I’ve always been drawn to black and white photography. There’s something that’s both simple and striking about a monochrome image, especially a portrait, where the absence of colour strips away a layer and allows light and emotion to take centre stage.
That said, my own experiments with black and white photography have previously been less than impressive. I’ve started at least two series of images that I intended to be black and white and found that the colour was just too important to the concept to not keep. In fact, up until this year, my portfolio included no monochrome imagery at all.
I’m not sure what it was that shifted my mindset but in 2020 I have shot more black and white self-portraits than colour and they have become some of my favourite images.
The advantages of black and white photography
It lends itself to simple, bold composition
I shoot mostly in my house and always have. In some ways it’s a matter of convenience – when I’m inspired to shoot my space is right there. Self-portraiture for me is also a very personal method of creativity and communication and I like to have my own time and space to explore this – something I don’t always feel when shooting in public spaces. Add to that the restriction of being in lockdown for the best part of the year and shooting at home has been the only logical option for many photographers.
All of this means I’m often shooting in very plain spaces – against a blank wall or with a makeshift backdrop. Black and white photography is often more successful with less going on in the frame. Without the context of a location to add story or interest to the image it becomes more important to really consider the remaining elements – light, shadow, composition, focus, props and posing.
It adds timelessness
Black and white portraits will always invite more of a classic feel, a throwback to the days of film. Adding elements such as texture, grain or softness through creative focus and motion add to the vintage feel.
It reduces distraction and increases flexibility
Colour theory is an art form in itself and getting the balance of colour in an image right is a key factor. When shooting in monochrome it becomes all about the tone. I’ve shot on a green backdrop that never would have worked in colour but produced a beautiful neutral grey in black and white.
It’s also the reason that a majority of street photography is shot in black and white – with so much going on, removing the colour can reduce distraction and direct the focus to the intended subject.
Tips for black and white self-portraits
Look for the light
Light is one of the most important things in all photography but it’s especially relevant in black and white. Working entirely in tone and contrast means the light and shadow becomes a key part of successful composition. Look at where the light is coming from and the quality. Is it soft or hard? Which direction is it coming from? Can you use it creatively to highlight shape and form? Can you make use of the shadow?

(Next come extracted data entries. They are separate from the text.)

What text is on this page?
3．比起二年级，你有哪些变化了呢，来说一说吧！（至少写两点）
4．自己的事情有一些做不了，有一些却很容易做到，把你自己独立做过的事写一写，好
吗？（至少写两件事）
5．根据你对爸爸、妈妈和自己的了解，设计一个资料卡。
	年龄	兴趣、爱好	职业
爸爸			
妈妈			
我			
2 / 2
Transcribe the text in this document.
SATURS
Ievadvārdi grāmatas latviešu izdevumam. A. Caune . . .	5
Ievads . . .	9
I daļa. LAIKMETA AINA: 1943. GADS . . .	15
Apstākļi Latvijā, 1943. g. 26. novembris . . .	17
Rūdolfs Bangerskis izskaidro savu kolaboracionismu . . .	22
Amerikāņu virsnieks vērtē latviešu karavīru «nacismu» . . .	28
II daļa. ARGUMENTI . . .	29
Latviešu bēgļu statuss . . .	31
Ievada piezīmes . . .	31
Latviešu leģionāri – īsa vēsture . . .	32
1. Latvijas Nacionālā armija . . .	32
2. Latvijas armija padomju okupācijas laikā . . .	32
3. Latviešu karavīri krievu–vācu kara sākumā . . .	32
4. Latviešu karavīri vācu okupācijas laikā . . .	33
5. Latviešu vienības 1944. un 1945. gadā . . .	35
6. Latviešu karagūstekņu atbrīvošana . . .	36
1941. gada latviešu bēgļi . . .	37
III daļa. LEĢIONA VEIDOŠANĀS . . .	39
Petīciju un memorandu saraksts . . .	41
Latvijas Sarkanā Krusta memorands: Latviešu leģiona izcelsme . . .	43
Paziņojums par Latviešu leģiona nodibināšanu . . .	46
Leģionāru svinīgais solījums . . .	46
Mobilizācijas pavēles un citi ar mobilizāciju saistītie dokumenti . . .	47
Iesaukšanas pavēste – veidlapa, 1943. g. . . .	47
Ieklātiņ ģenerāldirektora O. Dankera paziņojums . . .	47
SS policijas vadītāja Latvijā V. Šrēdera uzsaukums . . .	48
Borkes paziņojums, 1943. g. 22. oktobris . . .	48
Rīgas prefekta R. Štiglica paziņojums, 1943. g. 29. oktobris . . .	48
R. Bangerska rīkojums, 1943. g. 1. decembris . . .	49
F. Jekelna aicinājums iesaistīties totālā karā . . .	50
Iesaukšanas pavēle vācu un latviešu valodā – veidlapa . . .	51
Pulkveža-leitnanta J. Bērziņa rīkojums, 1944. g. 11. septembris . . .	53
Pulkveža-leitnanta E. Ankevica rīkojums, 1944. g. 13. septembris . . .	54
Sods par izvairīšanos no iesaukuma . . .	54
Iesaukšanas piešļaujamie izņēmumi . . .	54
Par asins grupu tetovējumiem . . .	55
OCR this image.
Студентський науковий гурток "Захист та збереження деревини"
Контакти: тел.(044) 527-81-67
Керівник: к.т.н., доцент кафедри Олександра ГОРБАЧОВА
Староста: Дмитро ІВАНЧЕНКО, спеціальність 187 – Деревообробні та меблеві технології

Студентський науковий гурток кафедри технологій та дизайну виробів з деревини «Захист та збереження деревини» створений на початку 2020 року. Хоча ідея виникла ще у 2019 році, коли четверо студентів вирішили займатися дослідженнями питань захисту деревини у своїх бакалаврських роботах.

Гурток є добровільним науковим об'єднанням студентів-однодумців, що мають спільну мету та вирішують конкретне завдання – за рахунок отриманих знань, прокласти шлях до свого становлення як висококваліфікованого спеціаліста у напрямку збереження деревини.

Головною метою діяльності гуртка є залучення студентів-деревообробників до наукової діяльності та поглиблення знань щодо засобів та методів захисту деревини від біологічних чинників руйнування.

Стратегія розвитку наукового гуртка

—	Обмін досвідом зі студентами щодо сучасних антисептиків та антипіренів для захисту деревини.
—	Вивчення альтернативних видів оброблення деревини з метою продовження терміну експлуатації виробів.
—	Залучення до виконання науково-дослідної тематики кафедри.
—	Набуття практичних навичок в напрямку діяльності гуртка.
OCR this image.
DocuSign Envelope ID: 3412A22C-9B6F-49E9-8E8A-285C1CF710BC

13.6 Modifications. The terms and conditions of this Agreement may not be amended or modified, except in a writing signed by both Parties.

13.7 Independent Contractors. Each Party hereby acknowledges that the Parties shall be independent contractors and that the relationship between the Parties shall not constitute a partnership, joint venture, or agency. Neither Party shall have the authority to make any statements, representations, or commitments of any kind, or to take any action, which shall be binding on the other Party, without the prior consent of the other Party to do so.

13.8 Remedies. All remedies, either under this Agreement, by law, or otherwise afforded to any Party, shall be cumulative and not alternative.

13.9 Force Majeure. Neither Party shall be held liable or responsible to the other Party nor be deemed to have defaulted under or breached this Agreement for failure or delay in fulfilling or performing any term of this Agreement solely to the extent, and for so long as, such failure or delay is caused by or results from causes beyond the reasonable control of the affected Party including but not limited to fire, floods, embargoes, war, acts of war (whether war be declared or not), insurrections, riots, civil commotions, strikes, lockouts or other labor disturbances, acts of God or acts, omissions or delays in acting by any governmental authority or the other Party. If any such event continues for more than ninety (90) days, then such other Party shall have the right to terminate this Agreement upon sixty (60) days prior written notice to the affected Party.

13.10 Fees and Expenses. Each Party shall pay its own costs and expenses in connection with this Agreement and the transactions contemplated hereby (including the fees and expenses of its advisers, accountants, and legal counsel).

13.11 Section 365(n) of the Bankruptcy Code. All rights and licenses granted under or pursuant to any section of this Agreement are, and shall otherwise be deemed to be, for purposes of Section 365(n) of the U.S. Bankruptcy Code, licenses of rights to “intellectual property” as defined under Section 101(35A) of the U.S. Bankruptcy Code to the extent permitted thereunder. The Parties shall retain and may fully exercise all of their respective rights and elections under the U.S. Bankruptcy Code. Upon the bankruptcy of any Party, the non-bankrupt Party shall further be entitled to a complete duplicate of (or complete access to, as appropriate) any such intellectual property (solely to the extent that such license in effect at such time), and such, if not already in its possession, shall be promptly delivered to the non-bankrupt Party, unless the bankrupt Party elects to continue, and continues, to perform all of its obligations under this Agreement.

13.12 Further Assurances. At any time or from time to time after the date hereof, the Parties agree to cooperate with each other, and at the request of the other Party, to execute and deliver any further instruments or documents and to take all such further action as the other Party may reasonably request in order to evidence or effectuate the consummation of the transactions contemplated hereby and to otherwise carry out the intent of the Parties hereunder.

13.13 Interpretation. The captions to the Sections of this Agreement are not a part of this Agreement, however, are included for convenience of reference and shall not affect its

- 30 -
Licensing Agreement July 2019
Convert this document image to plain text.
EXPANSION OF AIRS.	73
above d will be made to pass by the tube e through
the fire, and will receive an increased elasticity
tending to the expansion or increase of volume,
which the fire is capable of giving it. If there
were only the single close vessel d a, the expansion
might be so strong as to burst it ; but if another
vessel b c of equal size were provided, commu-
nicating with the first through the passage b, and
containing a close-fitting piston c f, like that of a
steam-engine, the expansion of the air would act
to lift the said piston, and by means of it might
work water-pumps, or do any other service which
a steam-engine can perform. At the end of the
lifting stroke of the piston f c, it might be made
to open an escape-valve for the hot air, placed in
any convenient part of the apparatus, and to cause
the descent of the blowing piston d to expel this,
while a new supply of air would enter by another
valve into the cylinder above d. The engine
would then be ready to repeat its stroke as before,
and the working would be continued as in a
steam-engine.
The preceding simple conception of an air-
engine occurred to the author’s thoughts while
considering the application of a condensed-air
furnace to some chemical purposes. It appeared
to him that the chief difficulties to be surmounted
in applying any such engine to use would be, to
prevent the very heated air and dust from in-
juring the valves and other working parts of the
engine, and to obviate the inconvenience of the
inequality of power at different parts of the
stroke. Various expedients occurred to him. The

This relates firstly to the light but also to the decisions you make about background and location. If I’m shooting against a black backdrop, I can choose to wear white so I have distinct separation from the background, drawing the eye to the brighter part of the image or I can choose to wear black and really play with blending light and shadow. Be aware of too many neutral greys that may make the image look flat.
Experiment with shape
In a simple image, dynamic posing allows you to add interest with nothing more than yourself. Look for the shapes your body makes in your pose. Curves allow the eye to flow smoothly through the image. Triangles are a great compositional tool – look for how you bend your arms and legs and the spaces you create between limbs and the body.
Keep it simple
As mentioned above, black and white lends itself to simplicity and bold composition so don’t overdo it with props, background or wardrobe.
Texture can be added in two ways. In camera, through the use of fabrics, props and backgrounds and in editing by adding texture overlays. Again, the absence of colour really forces you to consider the other elements in the image and texture adds another level of detail and depth.
Shoot on monochrome mode
Most cameras will have a monochrome mode, allowing you to see your images in black and white as you compose and shoot. Digital cameras will usually capture the colour version, even when shooting in monochrome so you can easily change your mind later but seeing the black and white version as you shoot gives a good idea of what your finished image will look like and allows you to make any needed adjustments to lighting, wardrobe or composition.
Play with editing styles
Even in black and white there are any number of ways you can edit your image for different effects. Strong contrast will produce a bold and graphic image, while reducing contrast adds softness and a more timeless feel. Adjusting individual hues in an image while in black and white (this can be done in both Lightroom and Photoshop) enables you to selectively adjust brightness and contrast – for example, brightening reds and yellows in a portrait will brighten skin tones.
There are also different ways to convert an image to black and white in editing, from simply fully desaturating an image to adding a black and white adjustment layer. In the image below, I used a gradient map to create the black and white effect so I could add different shades of black, white and grey to the shadows, midtones and highlights (read more about the making of this conceptual self-portrait).
Creating black and white images has taught me some new skills in both composition and editing and has also pushed me back to remembering some of the basics of image design. I still have so much room to experiment with in black and white photography – I’d like to shoot a series in monochrome which will be another level of planning but I’m excited about the challenge and the results.